Books written about Bachchan focusing on his life and career include Amitabh Bachchan: the Legend, To be or not to be: Amitabh Bachchan, AB: The Legend (A Photographer's Tribute), Amitabh Bachchan: Ek Jeevit Kimvadanti, Amitabh: The Making of a Superstar, Looking for the Big B: Bollywood, Bachchan and Me, and Bachchanalia. 

On the philanthropy front, besides several generous personal donations to clear debts of farmers, for the uplift of young girls, and police welfare, etc., he founded the Harivansh Rai Bachchan Memorial Trust, named after his father, in 2013, which has worked with Urja Foundation to power 3,000 homes in India with electricity through solar energy. A UNICEF goodwill ambassador for the polio eradication campaign in India in 2002 and an international ambassador in 2005, he was also a WHO goodwill ambassador for awareness of hepatitis in 2017. The face of the 'Save Our Tigers' campaign, he has also promoted TeachAids software, an international HIV/AIDS prevention education tool, the Swachh Bharat Mission (SBM), and public health messages.
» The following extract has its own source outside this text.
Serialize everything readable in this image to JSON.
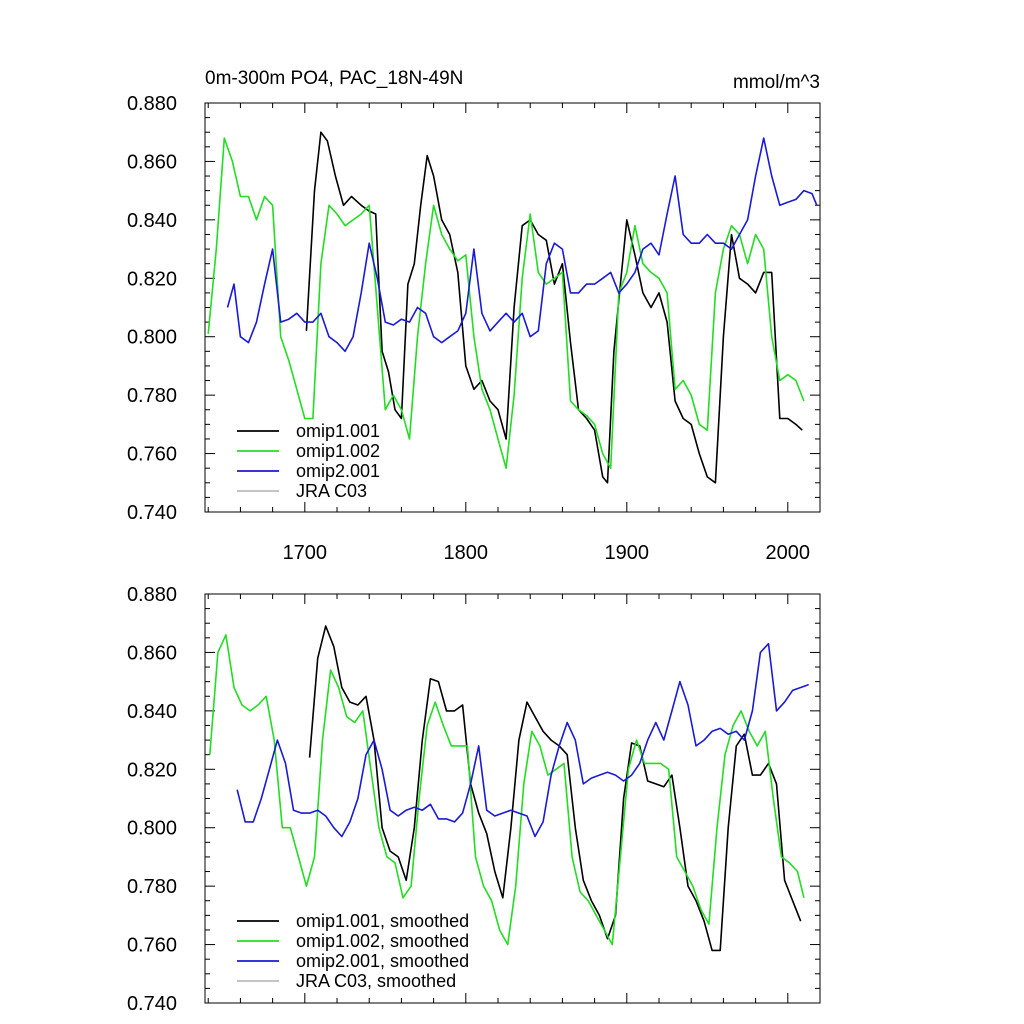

Married to actress and politician Jaya Bhaduri since 3 June 1973, the couple has two children; Shweta Bachchan, an author and journalist, and Abhishek Bachchan, an actor and producer. His grandson Agastya recently made his film debut. 

In 2008, he started a personal blog, sharing glimpses into his personal and professional life; he has rarely missed an entry since. 

And yes, the crowds continue to turn up every Sunday to seek his darshan outside his Juhu residence. Clearly, Amitabh Bachchan has never given them reason to stay away.